In this time of great polarization, where Republicans and Democrats mutually despise each other, I thought of a way for Liberals and Conservatives to reach across the aisle to each other.
I call it the Anti-Confirmation Bias Book Club. Liberals deliberately seek out reading suggestions from conservatives, and conservatives will do the same from liberals. If you want to join this club, you will commit to reading at least one book that disagrees with you a month and then writing at a paragraph or two about your thoughts on the material. Did you change your mind about anything, or moderate your stance in any way?
I like the idea generically but it kind of requires that a person identify either as a Liberal or a Conservative. If forced to choose, I’d identify as a Liberal because of how I’ve voted most often, but I have plenty of ire for liberals (and leftists, progressives, social activists, revolutionaries, marginalized peoples pursuing social justice, etc) and some of their brain-dead reductionisticically simplistic ways of seeing the world, not just for the folks on the other side.
Any way to get beyond the political binary on this?
A more nuanced approach could involve the Political Compass Test, that has 4 Quadrants: Authoritarian Left, Authoritarian Right, Libertarian Left, Libertarian Right. Individuals can take the test, find out what quadrant they are in, and will make it their mission to read authors belonging to the other 3 quadrants.
It’s been a long time since I’ve taken the test, but I’m somewhere in the Libertarian Left.

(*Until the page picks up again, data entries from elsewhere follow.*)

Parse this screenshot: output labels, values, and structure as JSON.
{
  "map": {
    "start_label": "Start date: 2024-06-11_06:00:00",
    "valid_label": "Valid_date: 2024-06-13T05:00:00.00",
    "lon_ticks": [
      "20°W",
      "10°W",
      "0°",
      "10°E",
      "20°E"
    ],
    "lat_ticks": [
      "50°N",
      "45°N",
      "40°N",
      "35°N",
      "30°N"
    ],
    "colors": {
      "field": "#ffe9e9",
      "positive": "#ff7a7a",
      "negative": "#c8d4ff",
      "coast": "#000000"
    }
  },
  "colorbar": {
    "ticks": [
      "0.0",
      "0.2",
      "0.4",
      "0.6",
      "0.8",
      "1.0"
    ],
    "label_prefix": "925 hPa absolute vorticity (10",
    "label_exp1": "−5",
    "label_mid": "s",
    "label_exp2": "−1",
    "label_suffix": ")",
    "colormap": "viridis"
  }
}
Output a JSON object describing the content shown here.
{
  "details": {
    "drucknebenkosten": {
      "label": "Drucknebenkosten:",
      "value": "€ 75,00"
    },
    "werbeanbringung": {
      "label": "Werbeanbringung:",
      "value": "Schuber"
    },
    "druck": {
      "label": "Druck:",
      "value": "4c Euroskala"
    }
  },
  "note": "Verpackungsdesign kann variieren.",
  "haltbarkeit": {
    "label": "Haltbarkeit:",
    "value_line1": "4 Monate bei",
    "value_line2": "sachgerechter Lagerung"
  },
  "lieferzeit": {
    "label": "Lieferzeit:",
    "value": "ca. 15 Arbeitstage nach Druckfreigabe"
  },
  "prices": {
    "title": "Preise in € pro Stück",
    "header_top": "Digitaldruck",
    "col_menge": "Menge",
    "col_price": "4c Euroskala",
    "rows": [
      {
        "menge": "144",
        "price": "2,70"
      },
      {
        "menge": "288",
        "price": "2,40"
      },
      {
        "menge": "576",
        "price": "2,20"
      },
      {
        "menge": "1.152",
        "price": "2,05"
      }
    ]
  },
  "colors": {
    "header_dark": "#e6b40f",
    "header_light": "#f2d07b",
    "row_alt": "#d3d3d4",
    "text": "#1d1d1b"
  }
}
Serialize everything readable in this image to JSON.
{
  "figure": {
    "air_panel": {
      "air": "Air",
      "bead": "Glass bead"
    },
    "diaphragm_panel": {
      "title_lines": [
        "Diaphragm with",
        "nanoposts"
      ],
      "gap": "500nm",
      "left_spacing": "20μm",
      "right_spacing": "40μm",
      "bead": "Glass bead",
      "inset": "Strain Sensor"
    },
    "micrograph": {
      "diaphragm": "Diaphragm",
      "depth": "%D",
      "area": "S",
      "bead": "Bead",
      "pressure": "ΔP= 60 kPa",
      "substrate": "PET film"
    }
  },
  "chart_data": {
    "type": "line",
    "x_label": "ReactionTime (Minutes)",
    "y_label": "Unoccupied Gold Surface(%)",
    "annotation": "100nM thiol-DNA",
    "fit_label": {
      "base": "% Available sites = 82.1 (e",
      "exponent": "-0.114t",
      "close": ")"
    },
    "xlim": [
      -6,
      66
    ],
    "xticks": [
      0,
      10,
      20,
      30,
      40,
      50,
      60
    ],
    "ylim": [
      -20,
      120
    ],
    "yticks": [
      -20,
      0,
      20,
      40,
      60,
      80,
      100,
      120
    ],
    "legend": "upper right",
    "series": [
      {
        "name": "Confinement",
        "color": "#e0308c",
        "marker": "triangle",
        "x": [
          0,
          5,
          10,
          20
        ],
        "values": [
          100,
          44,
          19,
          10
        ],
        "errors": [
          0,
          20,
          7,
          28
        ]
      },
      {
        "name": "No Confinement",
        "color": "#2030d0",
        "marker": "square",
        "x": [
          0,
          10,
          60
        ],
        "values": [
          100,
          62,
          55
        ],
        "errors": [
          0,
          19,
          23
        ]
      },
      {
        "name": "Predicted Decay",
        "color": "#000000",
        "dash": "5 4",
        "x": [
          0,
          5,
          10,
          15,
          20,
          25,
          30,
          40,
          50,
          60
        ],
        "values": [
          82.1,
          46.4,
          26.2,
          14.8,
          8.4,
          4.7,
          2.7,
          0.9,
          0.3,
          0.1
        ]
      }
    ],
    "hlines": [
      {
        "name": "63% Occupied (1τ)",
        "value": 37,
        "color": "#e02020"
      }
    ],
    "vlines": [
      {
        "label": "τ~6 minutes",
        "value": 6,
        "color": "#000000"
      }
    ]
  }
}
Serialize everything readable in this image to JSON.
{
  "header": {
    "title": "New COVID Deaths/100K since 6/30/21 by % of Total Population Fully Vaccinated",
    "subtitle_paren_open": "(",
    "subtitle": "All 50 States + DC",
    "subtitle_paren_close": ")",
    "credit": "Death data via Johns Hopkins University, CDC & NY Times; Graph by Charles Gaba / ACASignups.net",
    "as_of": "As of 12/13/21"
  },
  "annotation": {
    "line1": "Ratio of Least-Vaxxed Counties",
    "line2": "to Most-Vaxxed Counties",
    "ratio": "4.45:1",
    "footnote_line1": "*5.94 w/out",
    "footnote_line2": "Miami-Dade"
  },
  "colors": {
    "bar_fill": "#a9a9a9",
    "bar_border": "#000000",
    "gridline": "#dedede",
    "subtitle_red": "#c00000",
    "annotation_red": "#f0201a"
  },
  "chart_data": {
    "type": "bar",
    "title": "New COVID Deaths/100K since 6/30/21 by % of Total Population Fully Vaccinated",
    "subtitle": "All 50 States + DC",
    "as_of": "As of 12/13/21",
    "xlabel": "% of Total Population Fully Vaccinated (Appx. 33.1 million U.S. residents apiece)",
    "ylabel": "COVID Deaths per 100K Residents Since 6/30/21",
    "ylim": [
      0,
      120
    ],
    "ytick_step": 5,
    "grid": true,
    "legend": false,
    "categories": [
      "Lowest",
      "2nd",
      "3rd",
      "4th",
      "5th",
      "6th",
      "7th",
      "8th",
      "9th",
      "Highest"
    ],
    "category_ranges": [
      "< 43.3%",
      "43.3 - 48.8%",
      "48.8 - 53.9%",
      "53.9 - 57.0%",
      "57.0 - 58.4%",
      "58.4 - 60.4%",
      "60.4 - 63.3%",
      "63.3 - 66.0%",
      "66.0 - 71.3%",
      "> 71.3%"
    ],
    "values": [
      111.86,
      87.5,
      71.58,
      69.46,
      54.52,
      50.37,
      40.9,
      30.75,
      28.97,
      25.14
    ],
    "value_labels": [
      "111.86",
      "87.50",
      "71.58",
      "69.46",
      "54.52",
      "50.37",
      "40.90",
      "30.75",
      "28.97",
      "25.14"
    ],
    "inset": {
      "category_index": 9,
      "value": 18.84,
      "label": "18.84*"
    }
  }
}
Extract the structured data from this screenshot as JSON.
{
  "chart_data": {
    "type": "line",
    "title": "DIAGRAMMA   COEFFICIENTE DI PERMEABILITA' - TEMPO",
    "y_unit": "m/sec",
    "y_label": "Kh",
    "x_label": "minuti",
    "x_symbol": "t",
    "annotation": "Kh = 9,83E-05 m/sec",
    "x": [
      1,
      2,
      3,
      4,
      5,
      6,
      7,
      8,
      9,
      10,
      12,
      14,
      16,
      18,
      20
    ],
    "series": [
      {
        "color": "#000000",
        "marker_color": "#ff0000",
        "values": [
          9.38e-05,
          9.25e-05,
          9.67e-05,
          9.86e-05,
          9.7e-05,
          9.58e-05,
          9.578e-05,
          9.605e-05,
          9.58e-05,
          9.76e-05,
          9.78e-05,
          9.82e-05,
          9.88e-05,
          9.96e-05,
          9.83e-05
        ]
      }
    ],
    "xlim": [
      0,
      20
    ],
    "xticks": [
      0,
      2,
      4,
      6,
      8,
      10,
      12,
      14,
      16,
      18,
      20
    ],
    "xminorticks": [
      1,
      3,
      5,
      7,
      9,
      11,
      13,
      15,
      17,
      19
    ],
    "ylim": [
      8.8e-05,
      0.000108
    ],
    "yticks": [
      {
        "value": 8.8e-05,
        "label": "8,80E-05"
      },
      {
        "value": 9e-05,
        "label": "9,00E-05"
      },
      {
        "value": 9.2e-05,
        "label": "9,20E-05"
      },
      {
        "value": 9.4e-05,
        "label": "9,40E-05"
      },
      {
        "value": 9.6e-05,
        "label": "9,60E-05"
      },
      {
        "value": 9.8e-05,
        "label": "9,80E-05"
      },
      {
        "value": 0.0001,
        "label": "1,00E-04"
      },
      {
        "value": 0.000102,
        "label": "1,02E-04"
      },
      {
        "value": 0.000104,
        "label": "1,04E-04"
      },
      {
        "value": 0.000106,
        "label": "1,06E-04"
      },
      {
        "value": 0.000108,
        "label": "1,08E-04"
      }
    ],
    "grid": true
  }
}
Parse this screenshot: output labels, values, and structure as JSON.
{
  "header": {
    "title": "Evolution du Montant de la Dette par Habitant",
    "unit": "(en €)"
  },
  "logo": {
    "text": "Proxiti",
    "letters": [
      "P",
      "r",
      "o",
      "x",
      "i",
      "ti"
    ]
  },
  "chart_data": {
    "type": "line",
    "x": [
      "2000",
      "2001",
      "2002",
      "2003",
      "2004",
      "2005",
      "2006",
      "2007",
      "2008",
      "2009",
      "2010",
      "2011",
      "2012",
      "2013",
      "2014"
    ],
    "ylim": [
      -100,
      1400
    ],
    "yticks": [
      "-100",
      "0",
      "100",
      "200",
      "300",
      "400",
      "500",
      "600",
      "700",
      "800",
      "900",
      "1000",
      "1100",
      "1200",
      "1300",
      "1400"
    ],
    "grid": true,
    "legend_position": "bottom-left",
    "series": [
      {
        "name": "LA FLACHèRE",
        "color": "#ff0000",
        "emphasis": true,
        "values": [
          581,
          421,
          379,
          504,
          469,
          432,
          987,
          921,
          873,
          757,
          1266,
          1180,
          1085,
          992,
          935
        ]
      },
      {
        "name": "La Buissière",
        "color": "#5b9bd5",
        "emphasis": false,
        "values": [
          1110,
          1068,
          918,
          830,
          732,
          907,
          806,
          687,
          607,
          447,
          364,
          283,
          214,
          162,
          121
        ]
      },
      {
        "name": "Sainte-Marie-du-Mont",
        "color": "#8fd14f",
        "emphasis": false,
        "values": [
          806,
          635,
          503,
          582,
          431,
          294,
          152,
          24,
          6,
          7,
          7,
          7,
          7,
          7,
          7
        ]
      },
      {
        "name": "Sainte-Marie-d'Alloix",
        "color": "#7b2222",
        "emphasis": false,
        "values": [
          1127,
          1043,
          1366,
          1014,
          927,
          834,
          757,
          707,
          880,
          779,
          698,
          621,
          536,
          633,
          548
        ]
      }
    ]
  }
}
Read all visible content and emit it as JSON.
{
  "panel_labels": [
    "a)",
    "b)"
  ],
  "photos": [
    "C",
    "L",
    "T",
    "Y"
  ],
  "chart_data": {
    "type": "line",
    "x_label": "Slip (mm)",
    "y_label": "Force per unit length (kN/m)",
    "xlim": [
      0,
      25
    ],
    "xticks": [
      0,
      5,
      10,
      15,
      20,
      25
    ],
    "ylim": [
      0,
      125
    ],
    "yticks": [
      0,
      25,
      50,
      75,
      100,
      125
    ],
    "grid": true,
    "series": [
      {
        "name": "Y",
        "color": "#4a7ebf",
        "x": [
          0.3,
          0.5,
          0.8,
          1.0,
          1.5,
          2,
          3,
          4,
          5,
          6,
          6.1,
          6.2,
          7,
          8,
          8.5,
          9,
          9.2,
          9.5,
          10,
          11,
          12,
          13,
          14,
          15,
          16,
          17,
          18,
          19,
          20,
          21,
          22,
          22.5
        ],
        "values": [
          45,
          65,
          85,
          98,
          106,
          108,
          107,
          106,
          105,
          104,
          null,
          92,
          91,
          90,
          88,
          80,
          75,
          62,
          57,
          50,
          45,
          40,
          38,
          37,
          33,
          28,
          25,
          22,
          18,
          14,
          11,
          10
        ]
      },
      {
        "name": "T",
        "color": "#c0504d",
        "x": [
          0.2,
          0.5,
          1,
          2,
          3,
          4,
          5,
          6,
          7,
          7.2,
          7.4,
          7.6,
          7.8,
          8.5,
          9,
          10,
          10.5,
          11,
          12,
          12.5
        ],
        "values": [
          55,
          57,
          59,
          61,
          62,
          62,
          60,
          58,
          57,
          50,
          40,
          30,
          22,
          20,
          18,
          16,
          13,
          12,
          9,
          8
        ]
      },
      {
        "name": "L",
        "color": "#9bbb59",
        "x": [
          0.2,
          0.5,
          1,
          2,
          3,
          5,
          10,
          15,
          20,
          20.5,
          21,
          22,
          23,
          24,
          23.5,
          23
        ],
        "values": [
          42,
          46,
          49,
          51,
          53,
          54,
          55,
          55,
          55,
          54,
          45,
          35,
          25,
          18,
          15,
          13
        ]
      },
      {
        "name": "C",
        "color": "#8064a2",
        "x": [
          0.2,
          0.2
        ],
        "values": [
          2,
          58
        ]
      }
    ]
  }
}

Me too, but even there I’m only mildly “left” while radically “libertarian” and would get crossways with someone who was emphatically “left” and only marginally “libertarian”.
If I had to suggest one book for those in the two Right Quadrants, it would be “The Spirit Level: Why Greater Equality Makes Societies Stronger” by Richard Wilkinson and Kate Pickett.
The problem is that I cannot commit to reading something that lies to me and all the conservative writing I am aware of seems to lie constantly. Yes, some conservatives have fallen off the bandwagon (David Frum, David Brooks, Ross Doutat) and don’t lie, but they haven’t explained why they used to swallow all the conservative BS before Trump came along. I do always read what they write incidentally, but I don’t think that fulfills the proposed mandate.
I feel the same way, but nonetheless I think Blalron’s proposal has merit as long as good books are nominated which everybody would benefit from reading, and everyone agrees each month to take on a book that is challenging to them personally. Some that I would nominate.
I think it’s a good idea. A book a month may be a bit much if folks are busy though. For the Democrats among us I’d recommend Thomas Sowell’s “Knowledge and Decisions.”
Is this about Democrats vs. Republicans, or liberals vs. conservatives?
I ask because in the age of Trumpism, the two pairs don’t seem to have much in common. Hillary was a much stronger supporter of conservative economics than Trump is, for instance. I don’t need convincing about traditional conservative economics: I already agree. It’s Trumponomics that I’d like to see defended.